Universities have long offered a partial workaround to public dependency: tuition revenues can support labs and research careers, with scholars relying on teaching other students to support their scientific inquiry. But the rise of AI-powered personalized education is threatening this practice. Virtual tutors already outperform human professors in both efficiency and customization. It is not hard to imagine a near future where this private funding dries up, and Gulf scientists will have to lean even more heavily on the state when looking for resources to fund their research.
Private companies could plug the gap, but this doesn’t apply in the region. The reliance on hydrocarbon income created a unique commercial environment where the private sector has a limited incentive to allocate resources to R&D. This may change over time, but it is likely to be a very gradual evolution that will not occur fast enough to compensate for the AI-induced disruption to university funding.
That leaves philanthropy: the most compelling alternative is for Gulf philanthropists to begin directing a larger proportion of their expenditure to blue-sky research that can have strategic value. Notably, the problem is not convincing them to spend more on charitable activity, but rather that the culture of philanthropy needs to change, as it has typically emphasized poverty alleviation, humanitarian relief, and basic education over supporting scientific inquiry.
There’s a precedent in Arab and Muslim history. During the Golden Age of Islam (750–1258), following in the path of Caliphs such as Harun Al-Rashid, private patronage of scholarship was in vogue, with many of the inventions and intellectual discoveries made by Muslim polymaths owing their funding to private philanthropists. One of the most celebrated examples is Fatima al-Fihri, a wealthy merchant’s daughter who founded the University of al-Qarawiyyin in 859, an institution that functioned as an intellectual hub spanning many disciplines.

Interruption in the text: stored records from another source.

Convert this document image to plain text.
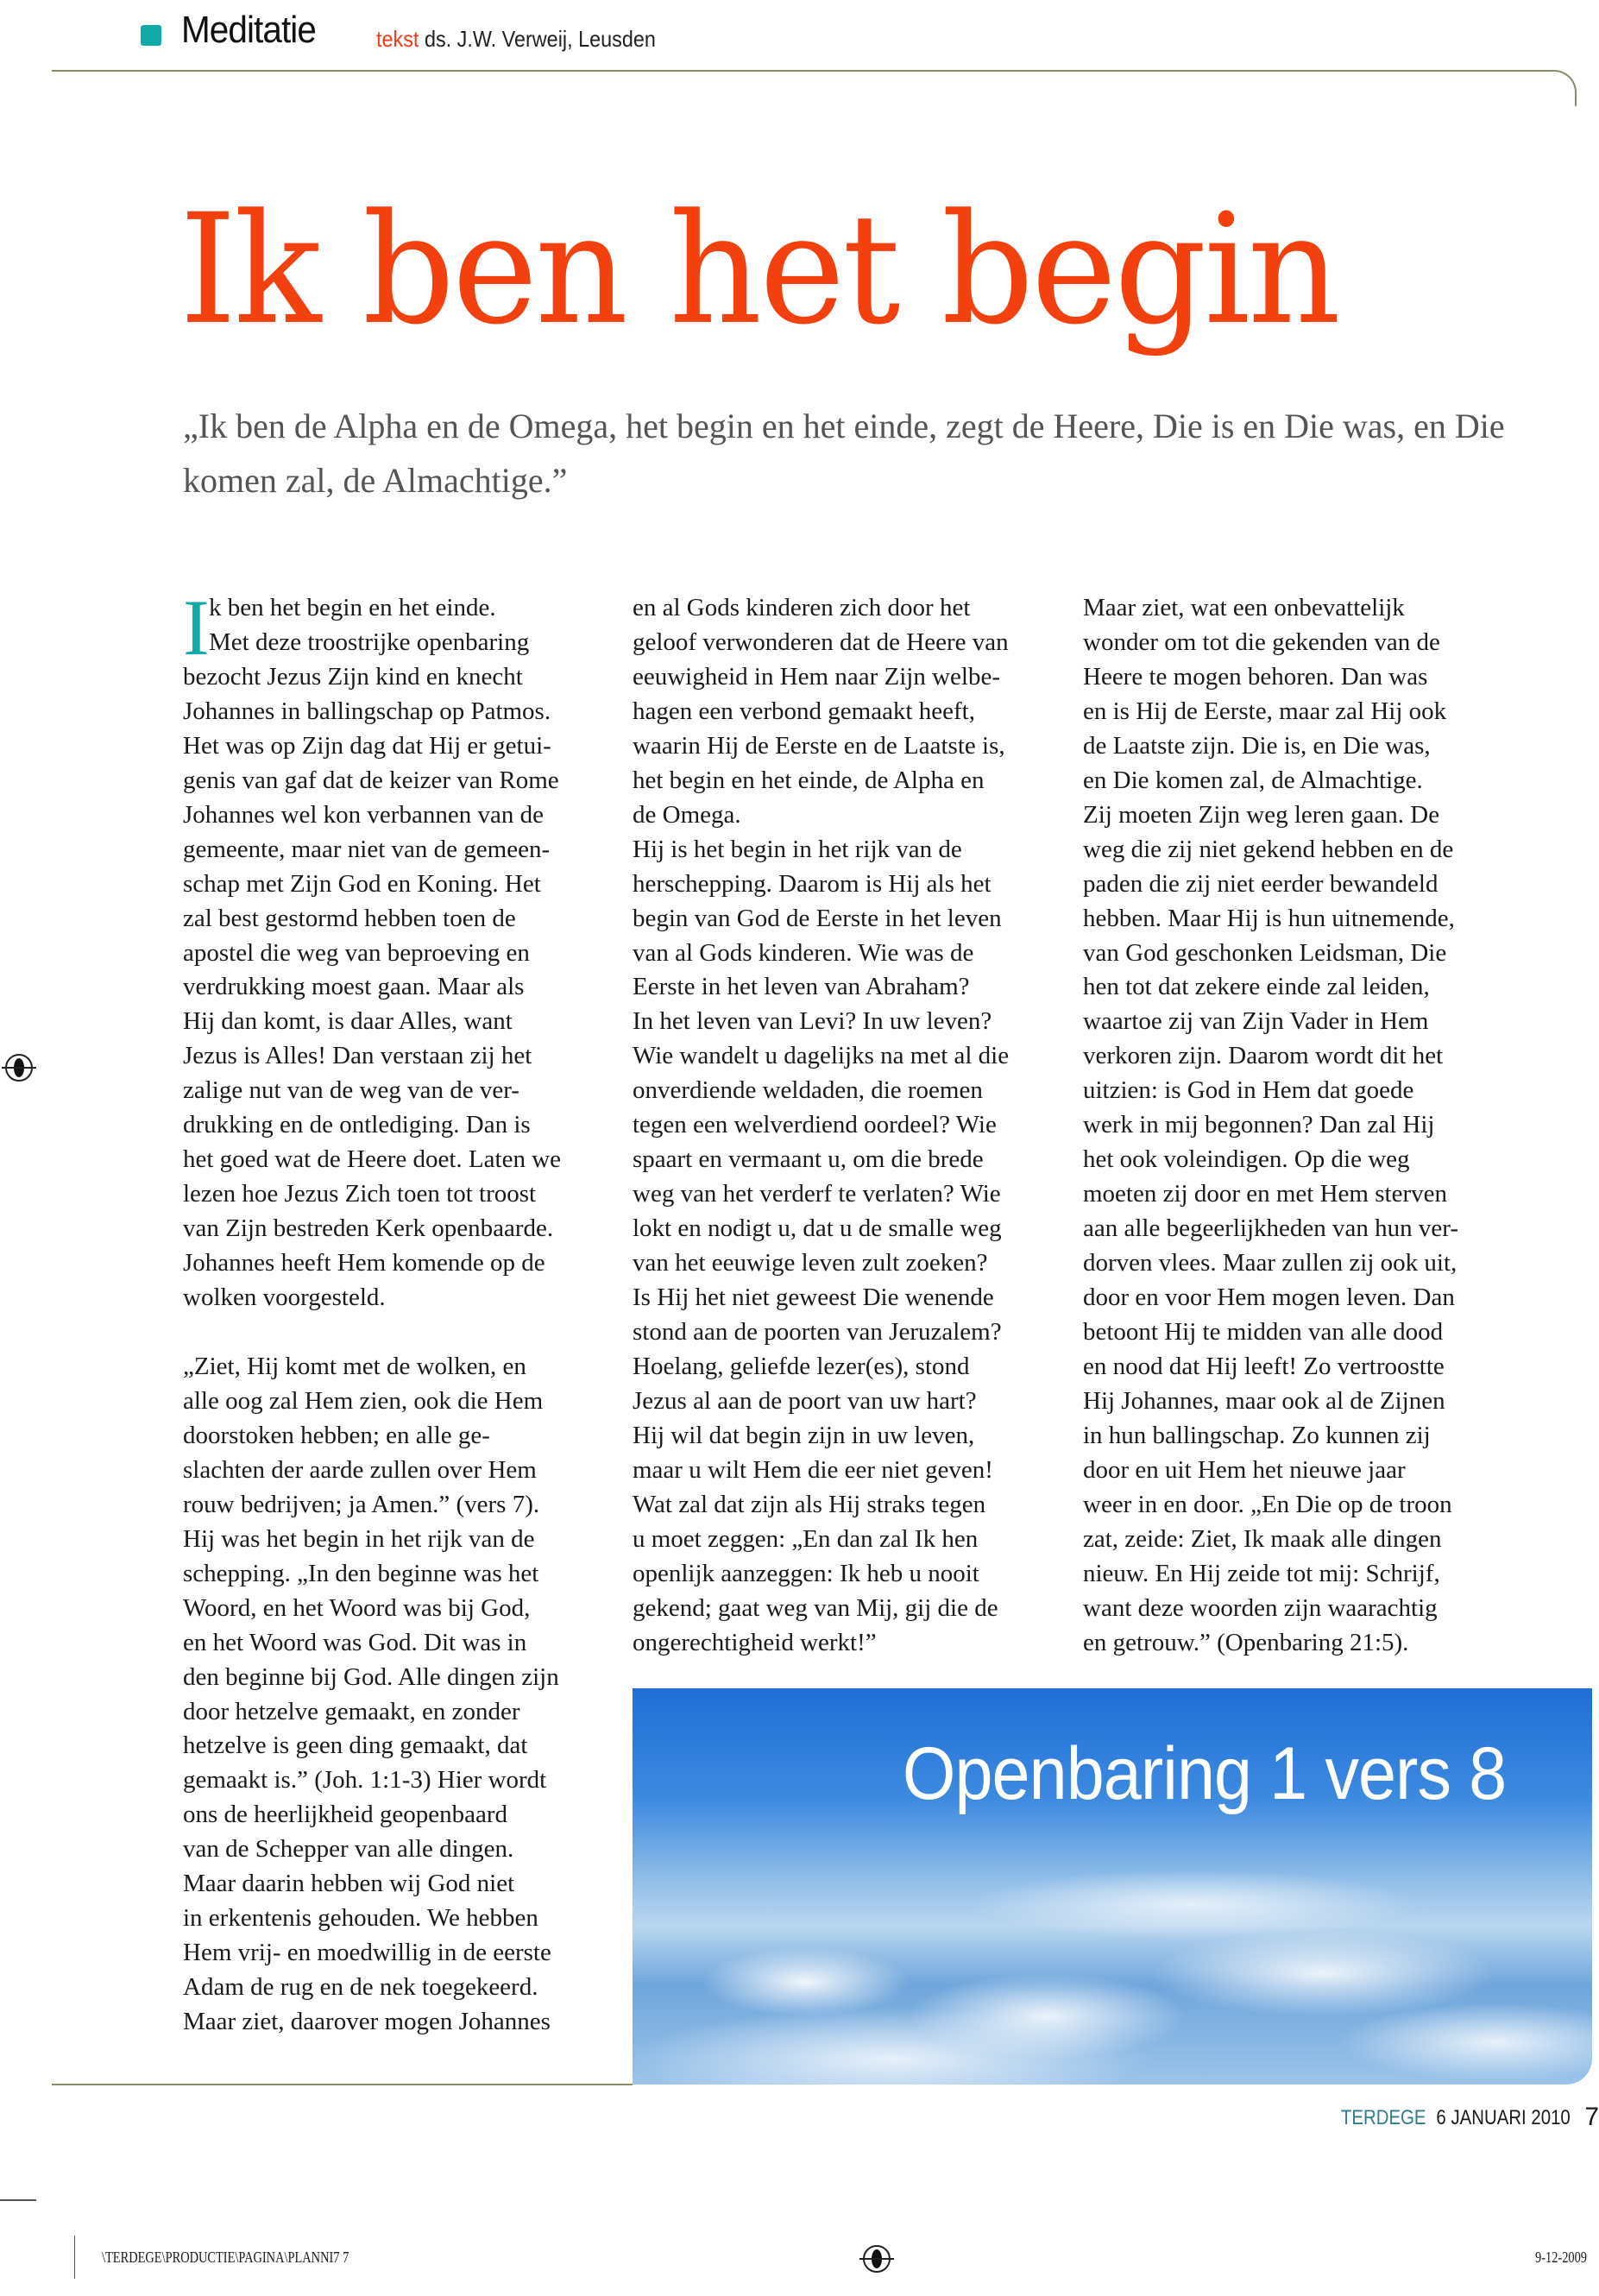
Meditatie	tekst ds. J.W. Verweij, Leusden
Ik ben het begin
„Ik ben de Alpha en de Omega, het begin en het einde, zegt de Heere, Die is en Die was, en Die komen zal, de Almachtige.”
I k ben het begin en het einde.
Met deze troostrijke openbaring
bezocht Jezus Zijn kind en knecht
Johannes in ballingschap op Patmos.
Het was op Zijn dag dat Hij er getui-
genis van gaf dat de keizer van Rome
Johannes wel kon verbannen van de
gemeente, maar niet van de gemeen-
schap met Zijn God en Koning. Het
zal best gestormd hebben toen de
apostel die weg van beproeving en
verdrukking moest gaan. Maar als
Hij dan komt, is daar Alles, want
Jezus is Alles! Dan verstaan zij het
zalige nut van de weg van de ver-
drukking en de ontlediging. Dan is
het goed wat de Heere doet. Laten we
lezen hoe Jezus Zich toen tot troost
van Zijn bestreden Kerk openbaarde.
Johannes heeft Hem komende op de
wolken voorgesteld.
„Ziet, Hij komt met de wolken, en
alle oog zal Hem zien, ook die Hem
doorstoken hebben; en alle ge-
slachten der aarde zullen over Hem
rouw bedrijven; ja Amen.” (vers 7).
Hij was het begin in het rijk van de
schepping. „In den beginne was het
Woord, en het Woord was bij God,
en het Woord was God. Dit was in
den beginne bij God. Alle dingen zijn
door hetzelve gemaakt, en zonder
hetzelve is geen ding gemaakt, dat
gemaakt is.” (Joh. 1:1-3) Hier wordt
ons de heerlijkheid geopenbaard
van de Schepper van alle dingen.
Maar daarin hebben wij God niet
in erkentenis gehouden. We hebben
Hem vrij- en moedwillig in de eerste
Adam de rug en de nek toegekeerd.
Maar ziet, daarover mogen Johannes
en al Gods kinderen zich door het
geloof verwonderen dat de Heere van
eeuwigheid in Hem naar Zijn welbe-
hagen een verbond gemaakt heeft,
waarin Hij de Eerste en de Laatste is,
het begin en het einde, de Alpha en
de Omega.
Hij is het begin in het rijk van de
herschepping. Daarom is Hij als het
begin van God de Eerste in het leven
van al Gods kinderen. Wie was de
Eerste in het leven van Abraham?
In het leven van Levi? In uw leven?
Wie wandelt u dagelijks na met al die
onverdiende weldaden, die roemen
tegen een welverdiend oordeel? Wie
spaart en vermaant u, om die brede
weg van het verderf te verlaten? Wie
lokt en nodigt u, dat u de smalle weg
van het eeuwige leven zult zoeken?
Is Hij het niet geweest Die wenende
stond aan de poorten van Jeruzalem?
Hoelang, geliefde lezer(es), stond
Jezus al aan de poort van uw hart?
Hij wil dat begin zijn in uw leven,
maar u wilt Hem die eer niet geven!
Wat zal dat zijn als Hij straks tegen
u moet zeggen: „En dan zal Ik hen
openlijk aanzeggen: Ik heb u nooit
gekend; gaat weg van Mij, gij die de
ongerechtigheid werkt!”
Maar ziet, wat een onbevattelijk
wonder om tot die gekenden van de
Heere te mogen behoren. Dan was
en is Hij de Eerste, maar zal Hij ook
de Laatste zijn. Die is, en Die was,
en Die komen zal, de Almachtige.
Zij moeten Zijn weg leren gaan. De
weg die zij niet gekend hebben en de
paden die zij niet eerder bewandeld
hebben. Maar Hij is hun uitnemende,
van God geschonken Leidsman, Die
hen tot dat zekere einde zal leiden,
waartoe zij van Zijn Vader in Hem
verkoren zijn. Daarom wordt dit het
uitzien: is God in Hem dat goede
werk in mij begonnen? Dan zal Hij
het ook voleindigen. Op die weg
moeten zij door en met Hem sterven
aan alle begeerlijkheden van hun ver-
dorven vlees. Maar zullen zij ook uit,
door en voor Hem mogen leven. Dan
betoont Hij te midden van alle dood
en nood dat Hij leeft! Zo vertroostte
Hij Johannes, maar ook al de Zijnen
in hun ballingschap. Zo kunnen zij
door en uit Hem het nieuwe jaar
weer in en door. „En Die op de troon
zat, zeide: Ziet, Ik maak alle dingen
nieuw. En Hij zeide tot mij: Schrijf,
want deze woorden zijn waarachtig
en getrouw.” (Openbaring 21:5).
Openbaring 1 vers 8
TERDEGE 6 JANUARI 2010 7
\TERDEGE\PRODUCTIE\PAGINA\PLANNI7 7	9-12-2009
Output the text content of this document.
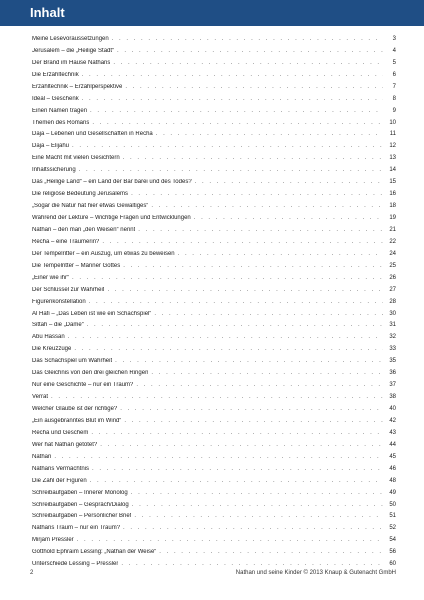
Inhalt
Meine Lesevoraussetzungen . . .	3
Jerusalem – die „Heilige Stadt“ . . .	4
Der Brand im Hause Nathans . . .	5
Die Erzähltechnik . . .	6
Erzähltechnik – Erzählperspektive . . .	7
Ideal – Geschenk . . .	8
Einen Namen tragen . . .	9
Themen des Romans . . .	10
Daja – Lebenen und Gesellschaften in Recha . . .	11
Daja – Elijahu . . .	12
Eine Macht mit vielen Gesichtern . . .	13
Inhaltssicherung . . .	14
Das „Heilige Land“ – ein Land der Bar barei und des Todes? . . .	15
Die religiöse Bedeutung Jerusalems . . .	16
„Sogar die Natur hat hier etwas Gewaltiges“ . . .	18
Während der Lektüre – Wichtige Fragen und Entwicklungen . . .	19
Nathan – den man „den Weisen“ nennt . . .	21
Recha – eine Träumerin? . . .	22
Der Tempelritter – ein Auszug, um etwas zu beweisen . . .	24
Die Tempelritter – Männer Gottes . . .	25
„Einer wie ihr“ . . .	26
Der Schlüssel zur Wahrheit . . .	27
Figurenkonstellation . . .	28
Al Hafi – „Das Leben ist wie ein Schachspiel“ . . .	30
Sittah – die „Dame“ . . .	31
Abu Hassan . . .	32
Die Kreuzzüge . . .	33
Das Schachspiel um Wahrheit . . .	35
Das Gleichnis von den drei gleichen Ringen . . .	36
Nur eine Geschichte – nur ein Traum? . . .	37
Verrat . . .	38
Welcher Glaube ist der richtige? . . .	40
„Ein ausgebranntes Blut im Wind“ . . .	42
Recha und Geschem . . .	43
Wer hat Nathan getötet? . . .	44
Nathan . . .	45
Nathans Vermächtnis . . .	46
Die Zahl der Figuren . . .	48
Schreibaufgaben – Innerer Monolog . . .	49
Schreibaufgaben – Gespräch/Dialog . . .	50
Schreibaufgaben – Persönlicher Brief . . .	51
Nathans Traum – nur ein Traum? . . .	52
Mirjam Pressler . . .	54
Gotthold Ephraim Lessing: „Nathan der Weise“ . . .	56
Unterschiede Lessing – Pressler . . .	60
2	Nathan und seine Kinder © 2013 Knaup & Gutenacht GmbH
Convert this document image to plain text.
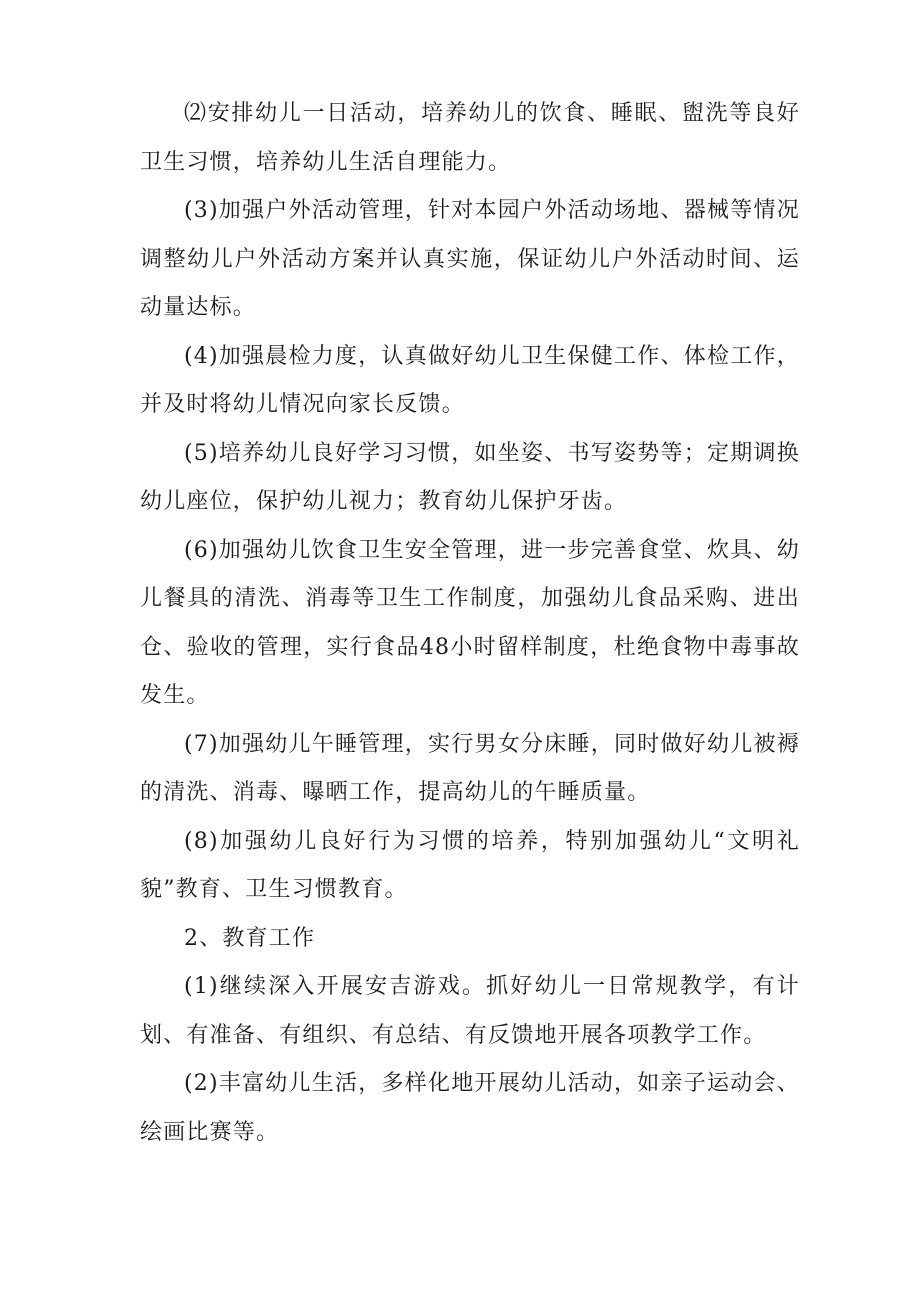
⑵安排幼儿一日活动，培养幼儿的饮食、睡眠、盥洗等良好卫生习惯，培养幼儿生活自理能力。

(3)加强户外活动管理，针对本园户外活动场地、器械等情况调整幼儿户外活动方案并认真实施，保证幼儿户外活动时间、运动量达标。

(4)加强晨检力度，认真做好幼儿卫生保健工作、体检工作，并及时将幼儿情况向家长反馈。

(5)培养幼儿良好学习习惯，如坐姿、书写姿势等；定期调换幼儿座位，保护幼儿视力；教育幼儿保护牙齿。

(6)加强幼儿饮食卫生安全管理，进一步完善食堂、炊具、幼儿餐具的清洗、消毒等卫生工作制度，加强幼儿食品采购、进出仓、验收的管理，实行食品48小时留样制度，杜绝食物中毒事故发生。

(7)加强幼儿午睡管理，实行男女分床睡，同时做好幼儿被褥的清洗、消毒、曝晒工作，提高幼儿的午睡质量。

(8)加强幼儿良好行为习惯的培养，特别加强幼儿“文明礼貌”教育、卫生习惯教育。

2、教育工作

(1)继续深入开展安吉游戏。抓好幼儿一日常规教学，有计划、有准备、有组织、有总结、有反馈地开展各项教学工作。

(2)丰富幼儿生活，多样化地开展幼儿活动，如亲子运动会、绘画比赛等。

People today would be forgiven for imagining that strategic scientific discoveries are funded either by the state or large corporations, with philanthropic support being limited to academic pursuits that do not have a tangible impact on daily life. However, such a view would be inaccurate, as many philanthropists have funded research that has gone on to demonstrate strategic value — even if that might not have been obvious at the time.
For example, American financier Alfred Loomis brought together top physicists in his philanthropic labs, spawning the discovery of radar, which went on to contribute to the Allied victory in World War II. More recently, the late hedge fund billionaire Jim Simons poured some of his wealth into mathematics and computational science, seeding advances in cryptography and cybersecurity.
Wealthy individuals in the Gulf have been raised in a culture where strategic affairs are considered the exclusive domain of the state and where they could not possibly imagine funding a discovery that goes on to improve their country’s military or provides their nation with a competitive edge in some critical economic sector. This thinking must be replaced by a more empowered attitude aligned with the Gulf’s economic visions.
While there’s no question that alleviating poverty is a meritorious pursuit, so too is funding the discovery of a technology that allows millions to live more comfortably 20 years from now. Philanthropy in the Gulf must evolve to reflect the new strategic realities, where scientific breakthroughs can determine a nation’s fate just as much as diplomacy or firepower. A visionary Gulf philanthropist should no longer ask whether funding science is their responsibility — but rather for which discoveries they want to be remembered.
Omar Al-Ubaydli (@omareconomics) is the Director of Research at the Bahrain Center for Strategic, International and Energy Studies (Derasat), and a contributor to Semafor.

Notable
- Gulf states are taking the lead in increasing R&D spending, which remains far below that of developed countries, as part of efforts to transform their economies, according to a January 2025 article in The Economist.
- Israel and South Korea spend a greater share of GDP on R&D than the US, the global leader in absolute terms. In most countries leading technological progress, the private sector has the largest share, a US National Science Foundation study found.